David Serle said: Andres, Thank you. I assume you are talking about single family homes having cash flow? In Florida it is tough because our taxes and insurance are so high that it hurts the ability to receive positive cash flow from rental income. However it is starting to be closer, and when you look at the affordability of purchasing vs. renting it is starting to be the same. When that happens or it becomes more affordable to purchase than to rent you will see a small appreciation from year to year. June 6 at 5:06 p.m.

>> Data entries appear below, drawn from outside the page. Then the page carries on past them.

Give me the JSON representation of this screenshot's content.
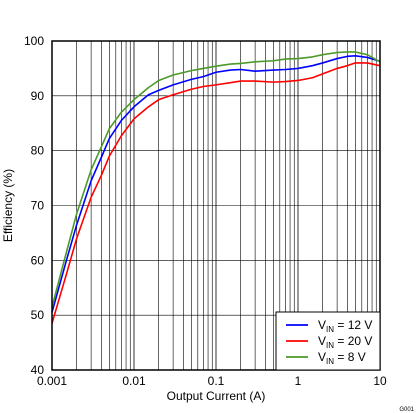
{
  "chart_data": {
    "type": "line",
    "xlabel": "Output Current (A)",
    "ylabel": "Efficiency (%)",
    "xscale": "log",
    "xlim": [
      0.001,
      10
    ],
    "ylim": [
      40,
      100
    ],
    "grid": true,
    "legend_position": "bottom-right",
    "x_tick_labels": [
      "0.001",
      "0.01",
      "0.1",
      "1",
      "10"
    ],
    "y_tick_labels": [
      "40",
      "50",
      "60",
      "70",
      "80",
      "90",
      "100"
    ],
    "figure_id": "G001",
    "series": [
      {
        "name": "VIN = 12 V",
        "legend_main": "V",
        "legend_sub": "IN",
        "legend_rest": " = 12 V",
        "color": "#0000ff",
        "x": [
          0.001,
          0.0015,
          0.002,
          0.003,
          0.004,
          0.005,
          0.007,
          0.01,
          0.015,
          0.02,
          0.03,
          0.05,
          0.07,
          0.1,
          0.15,
          0.2,
          0.3,
          0.5,
          0.7,
          1,
          1.5,
          2,
          3,
          4,
          5,
          7,
          10
        ],
        "y": [
          50.5,
          60,
          66.5,
          74.5,
          78.8,
          82.2,
          85.5,
          88,
          90.2,
          91,
          92,
          93,
          93.5,
          94.3,
          94.7,
          94.8,
          94.5,
          94.7,
          94.8,
          95,
          95.5,
          96,
          96.8,
          97.2,
          97.3,
          97,
          96.3
        ]
      },
      {
        "name": "VIN = 20 V",
        "legend_main": "V",
        "legend_sub": "IN",
        "legend_rest": " = 20 V",
        "color": "#ff0000",
        "x": [
          0.001,
          0.0015,
          0.002,
          0.003,
          0.004,
          0.005,
          0.007,
          0.01,
          0.015,
          0.02,
          0.03,
          0.05,
          0.07,
          0.1,
          0.15,
          0.2,
          0.3,
          0.5,
          0.7,
          1,
          1.5,
          2,
          3,
          4,
          5,
          7,
          10
        ],
        "y": [
          48.5,
          57.5,
          64,
          71.5,
          75.5,
          79,
          82.7,
          85.8,
          88,
          89.3,
          90.2,
          91.2,
          91.7,
          92,
          92.4,
          92.7,
          92.7,
          92.5,
          92.6,
          92.8,
          93.3,
          94,
          95,
          95.5,
          96,
          96,
          95.5
        ]
      },
      {
        "name": "VIN = 8 V",
        "legend_main": "V",
        "legend_sub": "IN",
        "legend_rest": " = 8 V",
        "color": "#4c9a2a",
        "x": [
          0.001,
          0.0015,
          0.002,
          0.003,
          0.004,
          0.005,
          0.007,
          0.01,
          0.015,
          0.02,
          0.03,
          0.05,
          0.07,
          0.1,
          0.15,
          0.2,
          0.3,
          0.5,
          0.7,
          1,
          1.5,
          2,
          3,
          4,
          5,
          7,
          10
        ],
        "y": [
          51.5,
          61.5,
          68.5,
          76.5,
          80.7,
          84,
          87,
          89.3,
          91.5,
          92.8,
          93.8,
          94.6,
          95,
          95.4,
          95.8,
          95.9,
          96.2,
          96.4,
          96.7,
          96.8,
          97.1,
          97.5,
          97.9,
          98,
          98,
          97.5,
          96.2
        ]
      }
    ]
  }
}
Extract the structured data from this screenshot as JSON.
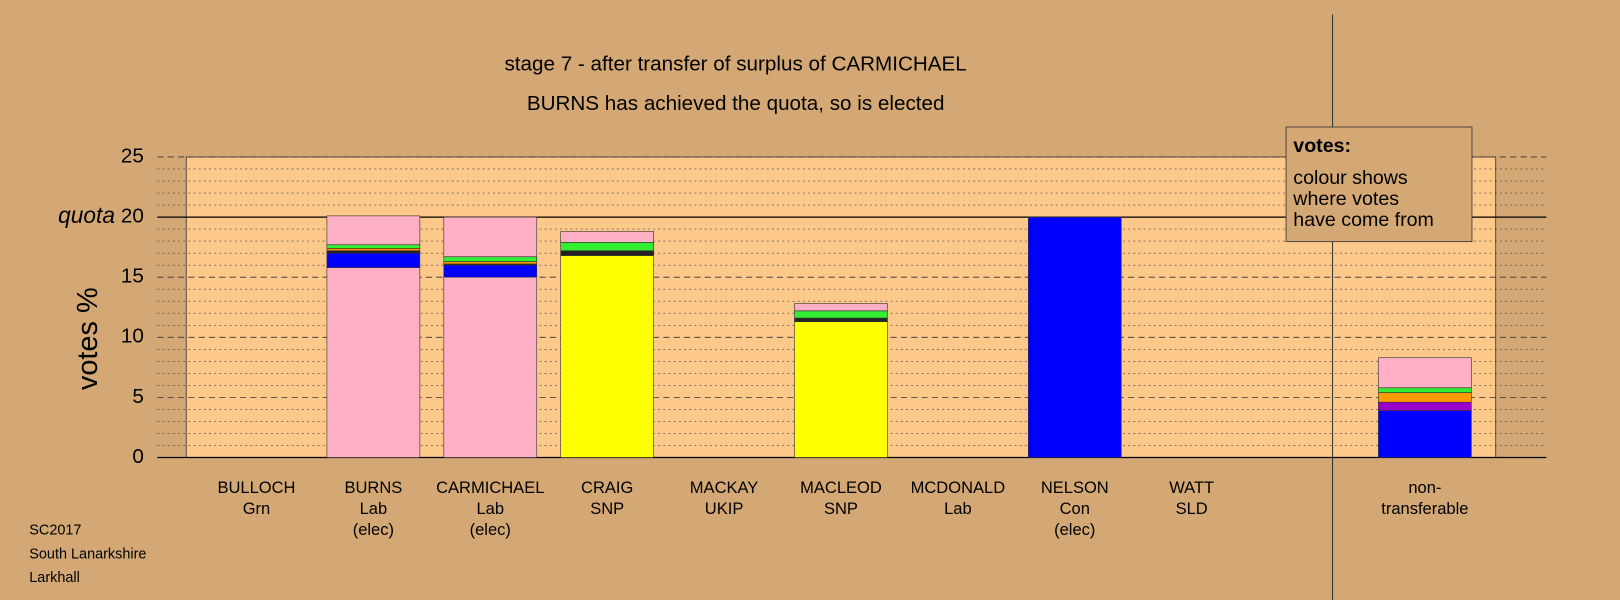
{
  "chart_data": {
    "type": "stacked-bar",
    "title": "stage 7 - after transfer of surplus of CARMICHAEL",
    "subtitle": "BURNS has achieved the quota, so is elected",
    "y_label": "votes %",
    "quota": {
      "value": 20,
      "label": "quota"
    },
    "categories": [
      [
        "BULLOCH",
        "Grn"
      ],
      [
        "BURNS",
        "Lab",
        "(elec)"
      ],
      [
        "CARMICHAEL",
        "Lab",
        "(elec)"
      ],
      [
        "CRAIG",
        "SNP"
      ],
      [
        "MACKAY",
        "UKIP"
      ],
      [
        "MACLEOD",
        "SNP"
      ],
      [
        "MCDONALD",
        "Lab"
      ],
      [
        "NELSON",
        "Con",
        "(elec)"
      ],
      [
        "WATT",
        "SLD"
      ],
      [
        "non-",
        "transferable"
      ]
    ],
    "series": [
      {
        "color": "#ffb0c4",
        "values": [
          0,
          15.8,
          15.0,
          0,
          0,
          0,
          0,
          0,
          0,
          0
        ]
      },
      {
        "color": "#ffff00",
        "values": [
          0,
          0,
          0,
          16.8,
          0,
          11.3,
          0,
          0,
          0,
          0
        ]
      },
      {
        "color": "#0000ff",
        "values": [
          0,
          1.2,
          1.0,
          0,
          0,
          0,
          0,
          20.0,
          0,
          3.9
        ]
      },
      {
        "color": "#9900cc",
        "values": [
          0,
          0,
          0,
          0,
          0,
          0,
          0,
          0,
          0,
          0.7
        ]
      },
      {
        "color": "#222222",
        "values": [
          0,
          0.2,
          0.1,
          0.4,
          0,
          0.3,
          0,
          0,
          0,
          0
        ]
      },
      {
        "color": "#ff9900",
        "values": [
          0,
          0.2,
          0.2,
          0,
          0,
          0,
          0,
          0,
          0,
          0.8
        ]
      },
      {
        "color": "#33ee33",
        "values": [
          0,
          0.3,
          0.4,
          0.7,
          0,
          0.6,
          0,
          0,
          0,
          0.4
        ]
      },
      {
        "color": "#ffb0c4",
        "values": [
          0,
          2.4,
          3.3,
          0.9,
          0,
          0.6,
          0,
          0,
          0,
          2.5
        ]
      }
    ],
    "ylim": [
      0,
      25
    ],
    "yticks": [
      0,
      5,
      10,
      15,
      20,
      25
    ],
    "yminorticks": [
      1,
      2,
      3,
      4,
      6,
      7,
      8,
      9,
      11,
      12,
      13,
      14,
      16,
      17,
      18,
      19,
      21,
      22,
      23,
      24
    ],
    "grid": true,
    "legend": {
      "title": "votes:",
      "lines": [
        "colour shows",
        "where votes",
        "have come from"
      ]
    },
    "footer": [
      "SC2017",
      "South Lanarkshire",
      "Larkhall"
    ]
  }
}
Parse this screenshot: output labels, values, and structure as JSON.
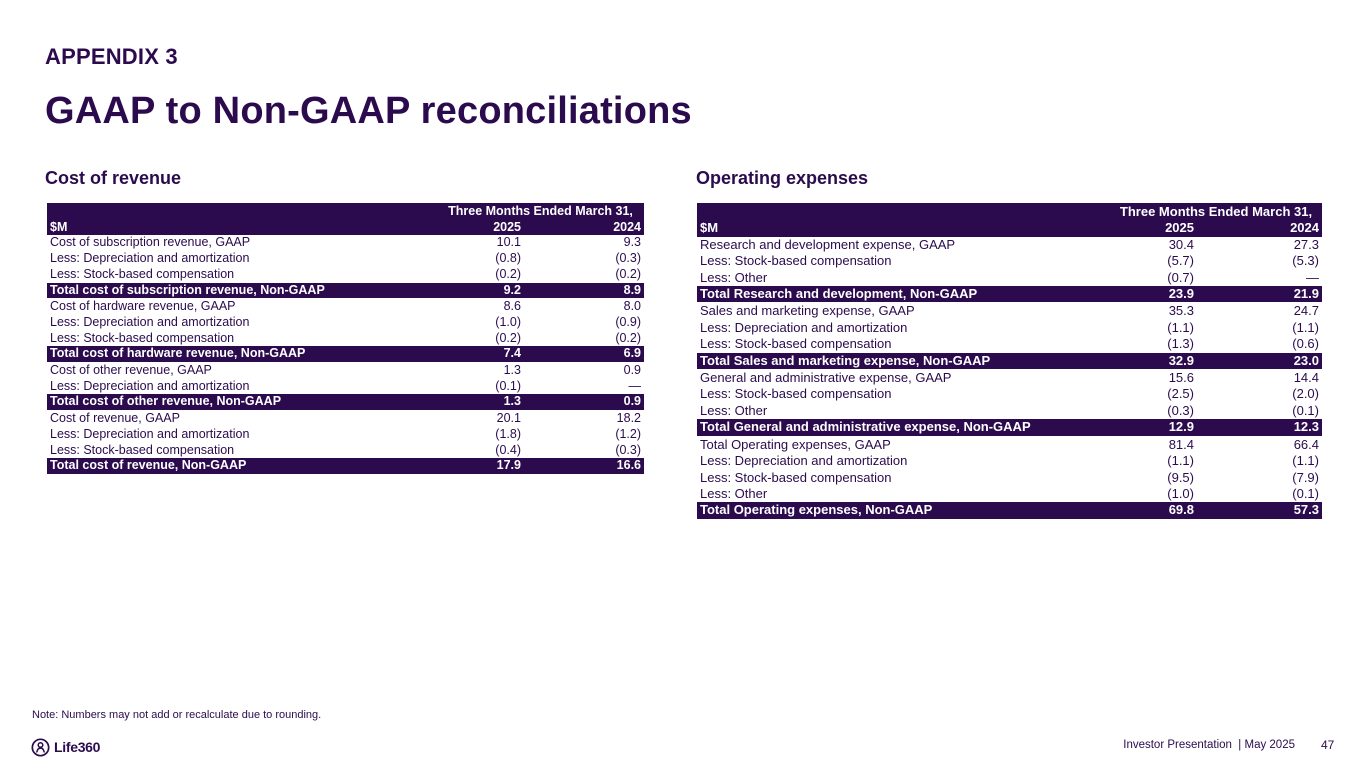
{
  "header": {
    "appendix": "APPENDIX 3",
    "title": "GAAP to Non-GAAP reconciliations"
  },
  "cost_of_revenue": {
    "section_title": "Cost of revenue",
    "period_label": "Three Months Ended March 31,",
    "unit_label": "$M",
    "col_2025": "2025",
    "col_2024": "2024",
    "rows": [
      {
        "label": "Cost of subscription revenue, GAAP",
        "v2025": "10.1",
        "v2024": "9.3",
        "total": false
      },
      {
        "label": "Less: Depreciation and amortization",
        "v2025": "(0.8)",
        "v2024": "(0.3)",
        "total": false
      },
      {
        "label": "Less: Stock-based compensation",
        "v2025": "(0.2)",
        "v2024": "(0.2)",
        "total": false
      },
      {
        "label": "Total cost of subscription revenue, Non-GAAP",
        "v2025": "9.2",
        "v2024": "8.9",
        "total": true
      },
      {
        "label": "Cost of hardware revenue, GAAP",
        "v2025": "8.6",
        "v2024": "8.0",
        "total": false
      },
      {
        "label": "Less: Depreciation and amortization",
        "v2025": "(1.0)",
        "v2024": "(0.9)",
        "total": false
      },
      {
        "label": "Less: Stock-based compensation",
        "v2025": "(0.2)",
        "v2024": "(0.2)",
        "total": false
      },
      {
        "label": "Total cost of hardware revenue, Non-GAAP",
        "v2025": "7.4",
        "v2024": "6.9",
        "total": true
      },
      {
        "label": "Cost of other revenue, GAAP",
        "v2025": "1.3",
        "v2024": "0.9",
        "total": false
      },
      {
        "label": "Less: Depreciation and amortization",
        "v2025": "(0.1)",
        "v2024": "—",
        "total": false
      },
      {
        "label": "Total cost of other revenue, Non-GAAP",
        "v2025": "1.3",
        "v2024": "0.9",
        "total": true
      },
      {
        "label": "Cost of revenue, GAAP",
        "v2025": "20.1",
        "v2024": "18.2",
        "total": false
      },
      {
        "label": "Less: Depreciation and amortization",
        "v2025": "(1.8)",
        "v2024": "(1.2)",
        "total": false
      },
      {
        "label": "Less: Stock-based compensation",
        "v2025": "(0.4)",
        "v2024": "(0.3)",
        "total": false
      },
      {
        "label": "Total cost of revenue, Non-GAAP",
        "v2025": "17.9",
        "v2024": "16.6",
        "total": true
      }
    ]
  },
  "operating_expenses": {
    "section_title": "Operating expenses",
    "period_label": "Three Months Ended March 31,",
    "unit_label": "$M",
    "col_2025": "2025",
    "col_2024": "2024",
    "rows": [
      {
        "label": "Research and development expense, GAAP",
        "v2025": "30.4",
        "v2024": "27.3",
        "total": false
      },
      {
        "label": "Less: Stock-based compensation",
        "v2025": "(5.7)",
        "v2024": "(5.3)",
        "total": false
      },
      {
        "label": "Less: Other",
        "v2025": "(0.7)",
        "v2024": "—",
        "total": false
      },
      {
        "label": "Total Research and development, Non-GAAP",
        "v2025": "23.9",
        "v2024": "21.9",
        "total": true
      },
      {
        "label": "Sales and marketing expense, GAAP",
        "v2025": "35.3",
        "v2024": "24.7",
        "total": false
      },
      {
        "label": "Less: Depreciation and amortization",
        "v2025": "(1.1)",
        "v2024": "(1.1)",
        "total": false
      },
      {
        "label": "Less: Stock-based compensation",
        "v2025": "(1.3)",
        "v2024": "(0.6)",
        "total": false
      },
      {
        "label": "Total Sales and marketing expense, Non-GAAP",
        "v2025": "32.9",
        "v2024": "23.0",
        "total": true
      },
      {
        "label": "General and administrative expense, GAAP",
        "v2025": "15.6",
        "v2024": "14.4",
        "total": false
      },
      {
        "label": "Less: Stock-based compensation",
        "v2025": "(2.5)",
        "v2024": "(2.0)",
        "total": false
      },
      {
        "label": "Less: Other",
        "v2025": "(0.3)",
        "v2024": "(0.1)",
        "total": false
      },
      {
        "label": "Total General and administrative expense, Non-GAAP",
        "v2025": "12.9",
        "v2024": "12.3",
        "total": true
      },
      {
        "label": "Total Operating expenses, GAAP",
        "v2025": "81.4",
        "v2024": "66.4",
        "total": false
      },
      {
        "label": "Less: Depreciation and amortization",
        "v2025": "(1.1)",
        "v2024": "(1.1)",
        "total": false
      },
      {
        "label": "Less: Stock-based compensation",
        "v2025": "(9.5)",
        "v2024": "(7.9)",
        "total": false
      },
      {
        "label": "Less: Other",
        "v2025": "(1.0)",
        "v2024": "(0.1)",
        "total": false
      },
      {
        "label": "Total Operating expenses, Non-GAAP",
        "v2025": "69.8",
        "v2024": "57.3",
        "total": true
      }
    ]
  },
  "footer": {
    "note": "Note: Numbers may not add or recalculate due to rounding.",
    "logo_text": "Life360",
    "logo_icon": "life360-logo-icon",
    "presentation": "Investor Presentation  | May 2025",
    "page_number": "47"
  },
  "colors": {
    "brand_dark": "#2b0b4d",
    "background": "#ffffff"
  }
}
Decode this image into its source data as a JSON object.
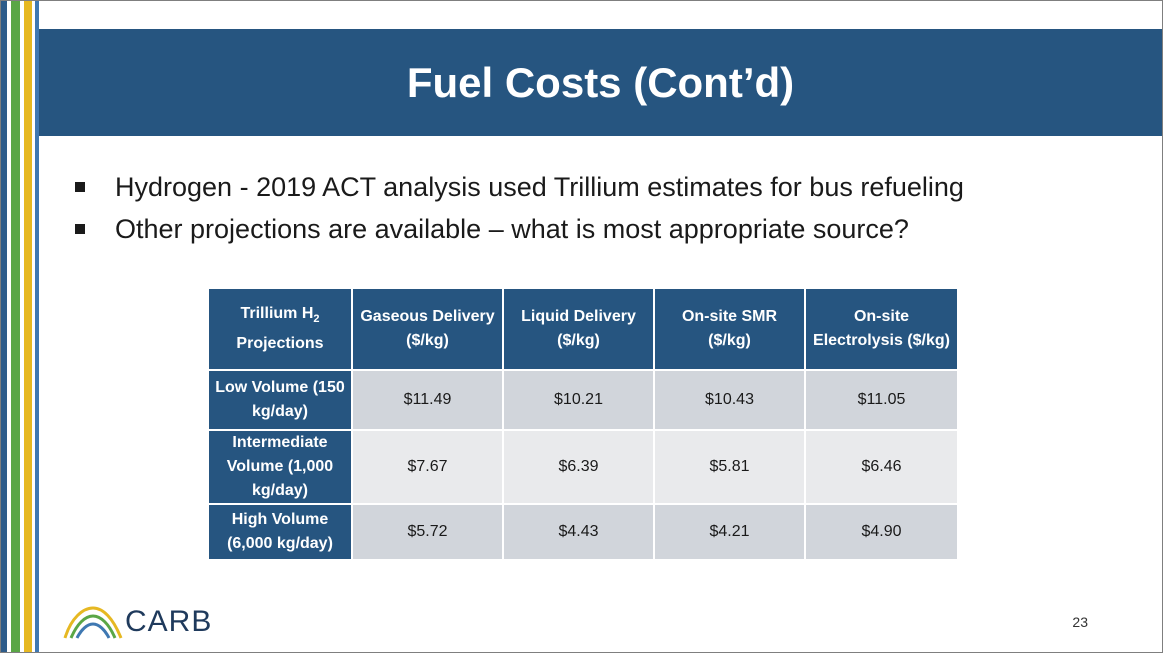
{
  "slide": {
    "title": "Fuel Costs (Cont’d)",
    "bullets": [
      "Hydrogen - 2019 ACT analysis used Trillium estimates for bus refueling",
      "Other projections are available – what is most appropriate source?"
    ],
    "page_number": "23"
  },
  "table": {
    "corner_header_main": "Trillium H",
    "corner_header_sub": "2",
    "corner_header_rest": "Projections",
    "column_headers": [
      "Gaseous Delivery ($/kg)",
      "Liquid Delivery ($/kg)",
      "On-site SMR ($/kg)",
      "On-site Electrolysis ($/kg)"
    ],
    "rows": [
      {
        "label": "Low Volume (150 kg/day)",
        "values": [
          "$11.49",
          "$10.21",
          "$10.43",
          "$11.05"
        ]
      },
      {
        "label": "Intermediate Volume (1,000 kg/day)",
        "values": [
          "$7.67",
          "$6.39",
          "$5.81",
          "$6.46"
        ]
      },
      {
        "label": "High Volume (6,000 kg/day)",
        "values": [
          "$5.72",
          "$4.43",
          "$4.21",
          "$4.90"
        ]
      }
    ]
  },
  "logo": {
    "text": "CARB",
    "icon": "carb-logo-icon",
    "colors": [
      "#e6b822",
      "#5aa646",
      "#3f78b2"
    ]
  },
  "colors": {
    "title_bar": "#265580",
    "header_cell": "#265580",
    "row_dark": "#d1d5db",
    "row_light": "#e9eaec"
  }
}
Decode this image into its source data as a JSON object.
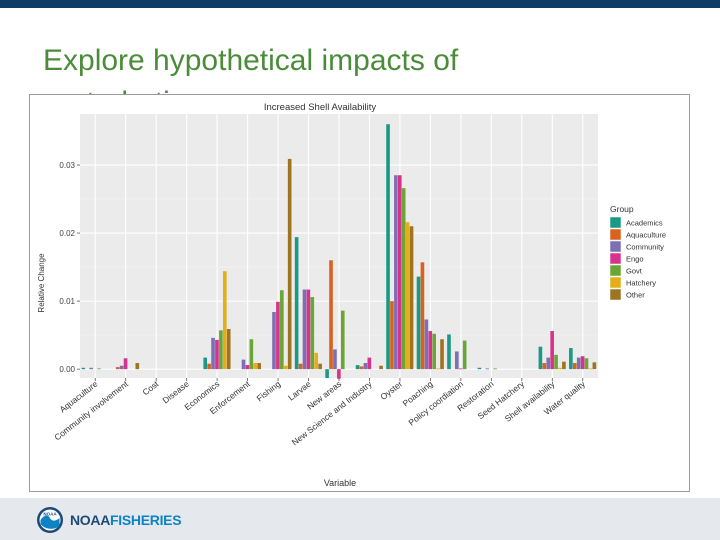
{
  "slide": {
    "title": "Explore hypothetical impacts of perturbations"
  },
  "footer": {
    "logo_word1": "NOAA",
    "logo_word2": "FISHERIES",
    "emblem_text": "NOAA"
  },
  "chart_data": {
    "type": "bar",
    "title": "Increased Shell Availability",
    "xlabel": "Variable",
    "ylabel": "Relative Change",
    "ylim": [
      -0.0013,
      0.0375
    ],
    "yticks": [
      0.0,
      0.01,
      0.02,
      0.03
    ],
    "ytick_labels": [
      "0.00",
      "0.01",
      "0.02",
      "0.03"
    ],
    "grid": true,
    "legend_title": "Group",
    "legend_position": "right",
    "categories": [
      "Aquaculture",
      "Community involvement",
      "Cost",
      "Disease",
      "Economics",
      "Enforcement",
      "Fishing",
      "Larvae",
      "New areas",
      "New Science and Industry",
      "Oyster",
      "Poaching",
      "Policy coordiation",
      "Restoration",
      "Seed Hatchery",
      "Shell availability",
      "Water quality"
    ],
    "series": [
      {
        "name": "Academics",
        "color": "#1a9a85",
        "values": [
          0.0002,
          0.0,
          0.0,
          0.0,
          0.0017,
          0.0,
          0.0,
          0.0194,
          -0.0013,
          0.0006,
          0.036,
          0.0136,
          0.0051,
          0.0002,
          0.0,
          0.0033,
          0.0031
        ]
      },
      {
        "name": "Aquaculture",
        "color": "#d8621f",
        "values": [
          0.0,
          0.0003,
          0.0,
          0.0,
          0.0008,
          0.0,
          0.0,
          0.0008,
          0.016,
          0.0004,
          0.01,
          0.0157,
          0.0,
          0.0,
          0.0,
          0.0009,
          0.0009
        ]
      },
      {
        "name": "Community",
        "color": "#7d6fb3",
        "values": [
          0.0002,
          0.0005,
          0.0,
          0.0,
          0.0046,
          0.0014,
          0.0084,
          0.0117,
          0.0029,
          0.0009,
          0.0285,
          0.0073,
          0.0026,
          0.0001,
          0.0,
          0.0017,
          0.0017
        ]
      },
      {
        "name": "Engo",
        "color": "#d8338c",
        "values": [
          0.0,
          0.0016,
          0.0,
          0.0,
          0.0043,
          0.0006,
          0.0099,
          0.0117,
          -0.0014,
          0.0017,
          0.0285,
          0.0056,
          0.0001,
          0.0,
          0.0,
          0.0056,
          0.0019
        ]
      },
      {
        "name": "Govt",
        "color": "#6aa637",
        "values": [
          0.0001,
          0.0,
          0.0,
          0.0,
          0.0057,
          0.0044,
          0.0116,
          0.0106,
          0.0086,
          0.0,
          0.0266,
          0.0052,
          0.0042,
          0.0001,
          0.0,
          0.0021,
          0.0016
        ]
      },
      {
        "name": "Hatchery",
        "color": "#e5ad17",
        "values": [
          0.0,
          0.0,
          0.0,
          0.0,
          0.0144,
          0.0009,
          0.0005,
          0.0024,
          0.0,
          0.0,
          0.0216,
          0.0001,
          0.0,
          0.0,
          0.0,
          0.0002,
          0.0001
        ]
      },
      {
        "name": "Other",
        "color": "#9e7422",
        "values": [
          0.0,
          0.0009,
          0.0,
          0.0,
          0.0059,
          0.0009,
          0.0309,
          0.0008,
          0.0,
          0.0005,
          0.021,
          0.0044,
          0.0,
          0.0,
          0.0,
          0.0011,
          0.001
        ]
      }
    ]
  }
}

Jonathan Levy said: I'm a fund manager in Miami and I've met with all of the regional banks and most of the nationals, and my experience over the last 12 months has been that the banks have been completely unrealistic in their pricing expectation of debt backed by multi-family and condo-hotel assets. The failed condo-conversions are still being marketed by the banks on condo-conversion fundamentals and not current cash flow underwriting, so that anyone who acquires the debt today will have an investment that at best is not yielding any income and at worst is realizing a negative return. Add the costs to foreclose and the only buyers today at such pricing must be the least risk-averse and most cash-rich of speculators. We're taking a wait and see approach. There's absolutely no incentive to get into the market at this point, the spread between the bid and ask is that far apart. Look to 2009 and 2010 when the 5 year interest-only loans backed by office and retail assets acquired in 2004 and 2005 come due; pro-formas, lease-up expectation, rental rate growth and underwriting in those years were extremely aggressive and much of the secondary and tertiary market product (and some of the grossly-overpaid for Class A product) is going to be in negative-equity territory when it comes time for the owners to place new financing. June 7 at 10:37 p.m.

Financial Expert said: Nothing but another ad to sucker fools in at prices that are still to high. Don't pay more than 20 cents on the dollar. Jume 8 at 12:25 p.m.